Stepped fluorinated CdS/MoS2/ZnS nanoparticles constructed on a multifunctional platform with Zn(OH)F nanoflowers for highly active photocatalytic H2 production

The design and synthesis of highly efficient photocatalysts for hydrogen production via morphological engineering and channel construction technology based on photogenerated carrier transfer is an effective method for solving the energy problem and reducing environmental pollution. However, developing inexpensive semiconductor catalysts with high photocatalytic hydrogen evolution activity remains a challenging task. Herein, fluorinated CdS/MoS2/ZnS nanoparticles (CMZS NPs-F) with a precise surface distribution were prepared using Zn(OH)F nanoflowers as a multifunctional platform, for the efficient photocatalytic hydrogen production.
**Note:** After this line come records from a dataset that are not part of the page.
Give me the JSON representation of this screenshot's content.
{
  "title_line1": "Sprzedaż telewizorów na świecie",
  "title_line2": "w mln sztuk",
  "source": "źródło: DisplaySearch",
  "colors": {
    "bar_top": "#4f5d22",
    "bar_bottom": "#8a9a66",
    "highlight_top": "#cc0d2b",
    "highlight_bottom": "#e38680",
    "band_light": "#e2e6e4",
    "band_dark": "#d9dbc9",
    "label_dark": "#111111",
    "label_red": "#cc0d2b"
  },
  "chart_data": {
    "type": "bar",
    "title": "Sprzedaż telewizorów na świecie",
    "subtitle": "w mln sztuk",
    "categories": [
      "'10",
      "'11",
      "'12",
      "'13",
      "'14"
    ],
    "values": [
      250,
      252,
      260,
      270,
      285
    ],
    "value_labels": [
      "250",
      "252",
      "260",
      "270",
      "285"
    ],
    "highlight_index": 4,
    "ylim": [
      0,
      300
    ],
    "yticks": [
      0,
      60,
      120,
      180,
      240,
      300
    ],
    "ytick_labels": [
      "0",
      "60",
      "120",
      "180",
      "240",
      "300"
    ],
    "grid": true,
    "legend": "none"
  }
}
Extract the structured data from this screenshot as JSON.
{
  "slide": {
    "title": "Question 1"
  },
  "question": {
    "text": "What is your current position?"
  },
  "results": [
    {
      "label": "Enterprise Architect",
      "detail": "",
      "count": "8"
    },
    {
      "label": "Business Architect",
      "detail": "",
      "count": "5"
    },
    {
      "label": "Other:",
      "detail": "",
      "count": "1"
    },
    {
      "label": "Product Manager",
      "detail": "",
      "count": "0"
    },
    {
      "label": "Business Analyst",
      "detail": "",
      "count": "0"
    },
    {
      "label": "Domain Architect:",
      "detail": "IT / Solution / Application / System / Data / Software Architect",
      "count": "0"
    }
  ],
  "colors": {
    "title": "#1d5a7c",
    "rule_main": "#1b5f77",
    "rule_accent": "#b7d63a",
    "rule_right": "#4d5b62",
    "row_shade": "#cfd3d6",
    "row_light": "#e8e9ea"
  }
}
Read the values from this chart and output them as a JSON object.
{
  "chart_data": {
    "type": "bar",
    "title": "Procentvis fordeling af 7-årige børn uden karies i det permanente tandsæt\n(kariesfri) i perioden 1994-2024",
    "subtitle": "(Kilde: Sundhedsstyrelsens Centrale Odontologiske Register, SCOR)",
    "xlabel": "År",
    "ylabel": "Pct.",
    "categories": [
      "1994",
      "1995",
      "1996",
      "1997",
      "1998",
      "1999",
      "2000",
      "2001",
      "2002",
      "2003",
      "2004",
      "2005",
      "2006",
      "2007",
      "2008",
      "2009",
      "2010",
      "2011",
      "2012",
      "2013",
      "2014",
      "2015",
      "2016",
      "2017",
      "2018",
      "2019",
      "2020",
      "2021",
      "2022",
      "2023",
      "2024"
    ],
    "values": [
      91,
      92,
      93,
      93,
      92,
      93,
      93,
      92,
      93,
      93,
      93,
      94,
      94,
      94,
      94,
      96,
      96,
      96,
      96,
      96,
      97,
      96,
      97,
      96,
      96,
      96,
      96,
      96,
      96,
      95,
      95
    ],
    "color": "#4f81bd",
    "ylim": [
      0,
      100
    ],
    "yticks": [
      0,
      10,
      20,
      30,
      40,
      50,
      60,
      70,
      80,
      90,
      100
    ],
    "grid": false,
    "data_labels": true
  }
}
Zn(OH)F not only limited the growth of CdS/ZnS NPs, but also provided F− ions to accelerate the carrier interfaciale transfer. Meanwhile, the rapid capture and transfer of charges by MoS2 increaed the hydrogen production rate of CMZS NPs-F to 11902 μmol·g−1·h−1, which was 13.9 times higher than that of CdS/ZnS. The results of experimental studies and density functional theory calculations that the observed increase in the hydrogen production rate was mainly due to the larger number of active sites, lower e-–h+ recombination efficiency and higher photogenerated charge transfer efficiency of CMZS NPs-F. This study provides deep insights into the photogenerated charge separation path and highly efficient catalytic hydrogen production.